Herausforderungen 2020-2026

Nachricht 22. Februar 2020

Aktenstück des Landeskirchenamts: „Lebendig, offen und vielfältig das Evangelium kommunizieren“

Das Landeskirchenamt (LKA) hat am Sonnabend einen Bericht zum Stand des kirchlichen Lebens und der kirchlichen Arbeit vorgelegt. LKA-Präsidentin Dr. Stephanie Springer richtete dabei den Blick darauf, wie Kirche angesichts der „Erkenntnis von gesamtgesellschaftlichen Veränderungen“ auch einen eigenen Beitrag zur Transformation leisten kann. „Wenn wir auch in Zukunft lebendig, vielfältig und offen das Evangelium kommunizieren wollen, dann können wir auf die geschilderten Herausforderungen nicht mit einem klassischen Konsolidierungsplan oder Konzentrationsprozess reagieren“, sagte Springer.

Nicht der Bericht als solcher, aber seine deutlich knappere, pointiertere Form sei für das LKA ein Novum. „Dies ist durch die Verfassungsänderung angelegt“, sagte die LKA-Präsidentin. In dem Aktenstück wird eine große Bandbreite aktueller und künftiger kirchlicher Arbeitsschwerpunkte definiert - von der Ökumene bis hin zum interreligiösen Dialog. Auch die missionarische Ausrichtung der Landeskirche wird in dem Dokument beschrieben. Dabei werden unter anderem neue, andere Formen von Gemeinden benannt, die sich auch an besonderen Orten wie social-media-Plattformen bilden. „Die Digitalisierung als Querschnittsthema eröffnet große Möglichkeiten für die Verkündigung und die Kommunikationsarbeit der Kirche, für Bildungsarbeit, Fort- und Weiterbildung, für die binnenkirchliche Kommunikation und die Verwaltung in der Landeskirche auf all ihren Ebenen“, sagte Springer.

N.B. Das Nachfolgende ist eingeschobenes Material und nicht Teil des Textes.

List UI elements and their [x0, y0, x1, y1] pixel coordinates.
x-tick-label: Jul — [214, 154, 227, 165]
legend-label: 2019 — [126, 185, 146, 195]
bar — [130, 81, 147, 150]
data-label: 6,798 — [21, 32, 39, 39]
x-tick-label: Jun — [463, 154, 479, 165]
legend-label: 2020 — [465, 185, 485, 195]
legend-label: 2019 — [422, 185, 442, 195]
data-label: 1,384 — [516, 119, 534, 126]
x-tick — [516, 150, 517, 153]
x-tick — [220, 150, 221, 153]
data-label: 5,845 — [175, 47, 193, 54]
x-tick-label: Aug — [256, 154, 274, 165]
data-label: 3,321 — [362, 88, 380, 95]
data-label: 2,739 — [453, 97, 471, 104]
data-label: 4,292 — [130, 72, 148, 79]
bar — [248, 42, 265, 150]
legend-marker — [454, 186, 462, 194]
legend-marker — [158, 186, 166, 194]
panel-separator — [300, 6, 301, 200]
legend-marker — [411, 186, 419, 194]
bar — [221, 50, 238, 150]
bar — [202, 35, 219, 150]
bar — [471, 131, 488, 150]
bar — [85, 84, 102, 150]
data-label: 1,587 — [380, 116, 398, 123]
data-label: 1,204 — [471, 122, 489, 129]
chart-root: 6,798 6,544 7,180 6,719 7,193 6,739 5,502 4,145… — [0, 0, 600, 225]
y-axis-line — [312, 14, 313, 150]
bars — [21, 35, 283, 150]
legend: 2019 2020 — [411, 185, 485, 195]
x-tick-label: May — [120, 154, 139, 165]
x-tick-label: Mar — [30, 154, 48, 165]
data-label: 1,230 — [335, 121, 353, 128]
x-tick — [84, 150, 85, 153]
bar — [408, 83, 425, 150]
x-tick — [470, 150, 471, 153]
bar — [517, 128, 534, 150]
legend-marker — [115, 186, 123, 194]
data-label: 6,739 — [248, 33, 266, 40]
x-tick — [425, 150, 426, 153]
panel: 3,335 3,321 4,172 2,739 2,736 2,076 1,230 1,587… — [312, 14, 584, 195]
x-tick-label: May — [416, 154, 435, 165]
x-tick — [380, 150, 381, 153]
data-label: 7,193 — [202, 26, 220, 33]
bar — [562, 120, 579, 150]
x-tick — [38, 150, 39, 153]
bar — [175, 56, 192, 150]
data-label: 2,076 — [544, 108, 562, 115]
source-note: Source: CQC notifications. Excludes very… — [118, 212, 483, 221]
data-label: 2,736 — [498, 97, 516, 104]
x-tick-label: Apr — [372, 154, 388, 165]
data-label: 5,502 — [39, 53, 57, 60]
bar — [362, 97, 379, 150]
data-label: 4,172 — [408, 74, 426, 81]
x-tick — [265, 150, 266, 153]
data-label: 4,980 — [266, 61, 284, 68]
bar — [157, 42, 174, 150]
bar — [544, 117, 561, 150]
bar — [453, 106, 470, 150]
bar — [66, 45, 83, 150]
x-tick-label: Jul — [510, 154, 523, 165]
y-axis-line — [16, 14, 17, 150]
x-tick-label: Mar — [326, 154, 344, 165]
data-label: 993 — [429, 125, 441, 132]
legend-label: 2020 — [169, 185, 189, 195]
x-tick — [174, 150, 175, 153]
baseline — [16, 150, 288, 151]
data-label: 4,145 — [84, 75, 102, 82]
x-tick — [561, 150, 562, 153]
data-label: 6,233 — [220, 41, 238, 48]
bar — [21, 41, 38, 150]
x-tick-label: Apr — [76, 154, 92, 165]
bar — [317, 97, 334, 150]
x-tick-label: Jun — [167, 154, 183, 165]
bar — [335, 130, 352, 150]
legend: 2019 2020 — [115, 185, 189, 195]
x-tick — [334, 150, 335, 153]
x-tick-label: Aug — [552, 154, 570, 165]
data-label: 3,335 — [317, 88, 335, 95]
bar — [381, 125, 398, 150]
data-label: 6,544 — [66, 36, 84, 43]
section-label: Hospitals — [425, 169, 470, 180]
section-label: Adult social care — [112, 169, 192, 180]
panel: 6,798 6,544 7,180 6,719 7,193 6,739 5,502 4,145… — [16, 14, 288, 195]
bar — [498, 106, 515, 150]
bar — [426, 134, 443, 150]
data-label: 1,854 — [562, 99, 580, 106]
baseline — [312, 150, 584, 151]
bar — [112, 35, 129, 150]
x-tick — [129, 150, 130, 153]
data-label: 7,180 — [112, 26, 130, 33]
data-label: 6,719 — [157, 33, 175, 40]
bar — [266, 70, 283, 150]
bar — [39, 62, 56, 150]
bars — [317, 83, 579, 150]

Bildungsarbeit mit jungen Menschen, Perspektiven für die Integration von Geflüchteten, weitere Umsetzung des Klimaschutzkonzeptes - die angesprochenen Themen ssind großformatig dargestellt, so Springer. Mögliche Schritte und Maßnahmen würden bewusst nur in Stichworten aufgezählt. Man wolle „Räume eröffnen zum Denken und Ausprobieren, zum Vernetzen und Kommunizieren“, sagte Springer. Das sei besser als „Ziele vorzugeben und einheitlich Ergebnisse umzusetzen“. 

Einen Transformationsprozess zu gestalten bedeute, auf allen Ebenen Transformationsfähigkeit zu erwerben, sagte Springer: „Wirklich Lerngemeinschaft zu sein, das heißt mitnichten, dass alles Bisherige über Bord geworfen wird, sondern dass wir üben, immer wieder neu alles zu prüfen und nur das Gute zu bewahren.“

In der anschließenden Aussprache zum Bericht des Landeskirchenamtes wurde das gekürzte Format allseits gelobt. In den zurückliegenden Jahren waren die Berichte stets mehrere hundert Seiten lang. Nach Ansicht von Superintendent Christian Berndt hätte jedoch die Jugendarbeit etwas ausführlicher thematisiert werden dürfen. Die Synode folgte dem Antrag von Dr. Fritz Hasselhorn (Sprengel Osnabrück), dass der Bericht in allen Ausschüssen ausführlicher beraten werden solle.